Mélanie par Edith de Cornulier
Huit ans et des bottines usées aux pierres des sentiers, huit ans et le pompon blanc du bonnet de laine fondu dans les étendues de neige, huit ans et la peur de ne plus retrouver la route pour retourner à Cornimont.
Les parents, la mère si douce, le père silencieux, attendaient sans comprendre. Toutes les fillettes du village regardaient la télévision, toutes sauf la leur.
La marche, l’angoisse, la fatigue ; soudain un enclos au bout du chemin.
Un petit poney la regardait venir, intrigué, rassurant. Il s’appelait Sauveur, mais elle ne le savait pas encore.
Chaque anniversaire, sa mère devinait ses besoins et lui offrait toute la chaleur du monde. Le père revenait de l’hypermarché avec un cadeau à moins de cinq euros. Plusieurs années de suite, une petite boite de jeux à gratter.
Dire merci et penser : « non merci ».
Nouveau venu à la maison : un chaton joueur. Comme un frère animal pour transformer les mercredis de solitude. Le premier vrai regard qu’elle connut, car celui de sa mère était noyé dans la douceur moite et celui de son père, luisant d’alcool.
Le chaton ronronnait sur son ventre tandis qu’elle s’abîmait dans les factorisations mathématiques.
Bref. Une enfance d’ouate et de volonté muette, à regarder la neige sale par la vitre embuée de givre.
Un jour en colonie, la si la sol, un jour en colonie la si la sol infamie.
L’animateur était un homme transgenre. Né femme, il avait fini par rejoindre son sexe d’élection en ingérant des dosettes de testostérone. Ce brutal alcoolique voulait tellement prouver qu’il était un vrai mâle, qu’il tabassa Anne-Lise, une camarade un peu lente à la comprenette.
Bref. Une adolescence à regarder les autres vivre et souffrir à travers un esprit embué d’algèbre.
Quinze ans.
Après la colonie, peut-être, la vie devint plus compliquée.

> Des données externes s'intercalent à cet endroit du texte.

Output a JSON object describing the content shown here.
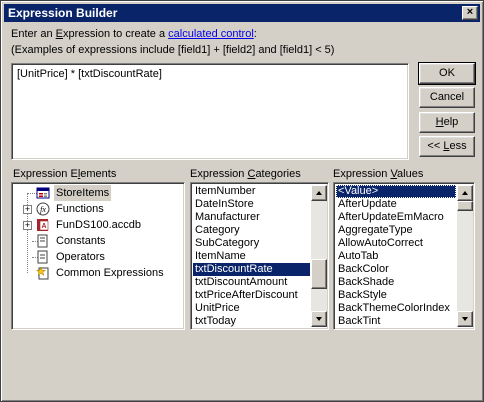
{
  "window": {
    "title": "Expression Builder",
    "close_glyph": "×"
  },
  "prompt": {
    "line1_before": "Enter an ",
    "line1_ak": "E",
    "line1_mid": "xpression to create a ",
    "line1_link": "calculated control",
    "line1_after": ":",
    "line2": "(Examples of expressions include [field1] + [field2] and [field1] < 5)"
  },
  "expression": {
    "value": "[UnitPrice] * [txtDiscountRate]"
  },
  "buttons": {
    "ok": "OK",
    "cancel": "Cancel",
    "help_ak": "H",
    "help_rest": "elp",
    "less_pre": "<< ",
    "less_ak": "L",
    "less_rest": "ess"
  },
  "panes": {
    "elements": {
      "label_pre": "Expression E",
      "label_ak": "l",
      "label_rest": "ements",
      "items": [
        {
          "label": "StoreItems",
          "icon": "form-icon",
          "selected": true
        },
        {
          "label": "Functions",
          "icon": "function-icon"
        },
        {
          "label": "FunDS100.accdb",
          "icon": "database-icon"
        },
        {
          "label": "Constants",
          "icon": "constants-icon"
        },
        {
          "label": "Operators",
          "icon": "operators-icon"
        },
        {
          "label": "Common Expressions",
          "icon": "common-expressions-icon"
        }
      ]
    },
    "categories": {
      "label_pre": "Expression ",
      "label_ak": "C",
      "label_rest": "ategories",
      "items": [
        "ItemNumber",
        "DateInStore",
        "Manufacturer",
        "Category",
        "SubCategory",
        "ItemName",
        "txtDiscountRate",
        "txtDiscountAmount",
        "txtPriceAfterDiscount",
        "UnitPrice",
        "txtToday"
      ],
      "selected_index": 6
    },
    "values": {
      "label_pre": "Expression ",
      "label_ak": "V",
      "label_rest": "alues",
      "items": [
        "<Value>",
        "AfterUpdate",
        "AfterUpdateEmMacro",
        "AggregateType",
        "AllowAutoCorrect",
        "AutoTab",
        "BackColor",
        "BackShade",
        "BackStyle",
        "BackThemeColorIndex",
        "BackTint"
      ],
      "selected_index": 0
    }
  },
  "colors": {
    "title_bar": "#0a246a",
    "face": "#d4d0c8",
    "selection": "#0a246a",
    "link": "#0000ee"
  }
}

Trop de douceur maternelle, trop de lourdeur paternelle, trop de fractions dans son esprit, trop de narquoises lueurs dans les regards au lycée.

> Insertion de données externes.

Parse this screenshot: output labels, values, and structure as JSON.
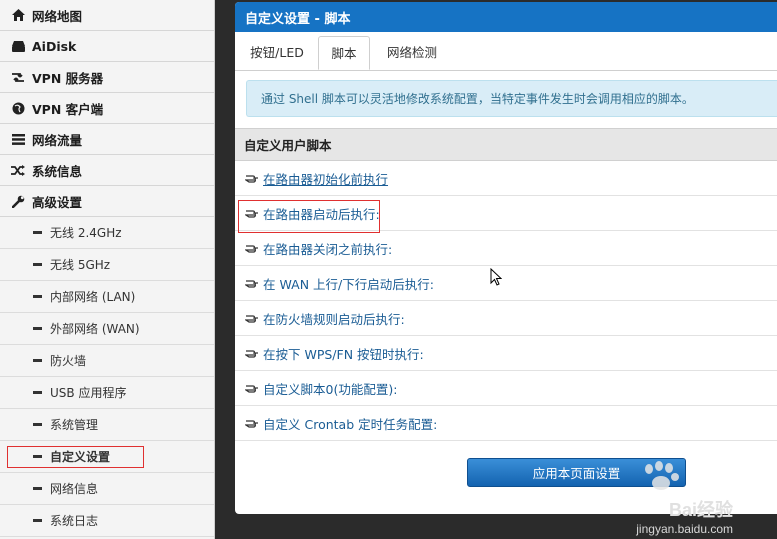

Le chat, le chat était le seul ami.
Pourquoi manger ? Ne plus manger.
Et les psychiatres. Et ce psychiatre, beau et laid, souriant, irascible, qui lui demanda si elle souffrait d’être noire et si elle avait déjà vu ses parents faire l’amour et si elle croyait vraiment qu’elle avait les moyens de devenir mathématicienne et si elle voulait bien se rapprocher pour qu’il l’ausculte de plus près. Ce psychiatre, la pire rencontre de sa vie.
Mais Elle, Elle enfin qui prend le train, Elle qui revient. Sa grand-mère, la plus belle rencontre de sa vie.

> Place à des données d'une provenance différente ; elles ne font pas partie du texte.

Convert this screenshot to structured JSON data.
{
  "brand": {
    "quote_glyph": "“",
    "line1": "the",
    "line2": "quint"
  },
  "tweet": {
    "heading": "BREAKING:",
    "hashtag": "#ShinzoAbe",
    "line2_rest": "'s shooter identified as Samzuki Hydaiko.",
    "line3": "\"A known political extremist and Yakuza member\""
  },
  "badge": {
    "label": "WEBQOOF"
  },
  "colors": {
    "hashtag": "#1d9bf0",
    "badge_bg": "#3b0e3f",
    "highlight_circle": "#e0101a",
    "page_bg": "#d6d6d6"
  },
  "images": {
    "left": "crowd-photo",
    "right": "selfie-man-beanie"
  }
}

Cette promenade, dans les jardins autour de l’hôpital : parler des animaux, cueillir des fleurs. Ce cadeau : un carnet de notes pour écrire des poèmes, un carnet de croquis pour peindre.
Sa grand-mère, seul être humain digne d’amour autant que le chaton et que le poulain du chemin perdu, sa grand-mère était revenue la sauver.
Peindre, écrire, oui, ma vieille grand-mère, et dire les mots qu’il faut, faire les gestes qu’ils attendent, pour sortir d’ici.
Manger à nouveau, puisque c’est ta vieille main ridée qui a cuisiné cette tarte, apporté ce pain.
En attendant la médaille Fields, il y avait la vie à réapprendre. Sa plus grande réussite, c’était d’avoir appris à apprécier les petites réussites qui font le sel du quotidien.
Le bonheur dort dans l’équation résolue, dans la ratatouille mijotée, dans les jeux de pelote de laine avec le chat, dans les chapelets égrenés au fond de l’église de Cornimont.
Le bonheur surgit dans le chant qu’elle entonne à l’enterrement de sa grand-mère, dans la traversée de son village au crépuscule un samedi soir, sans honte ni haine.
En attendant la médaille Fields, elle a déjà commencé à réussir sa vie.
Elle, née il y a presque vingt ans d’un père togolais au chômage et d’une mère lorraine au chômage, par un soir glacé de novembre, au fond d’une cour de Cornimont.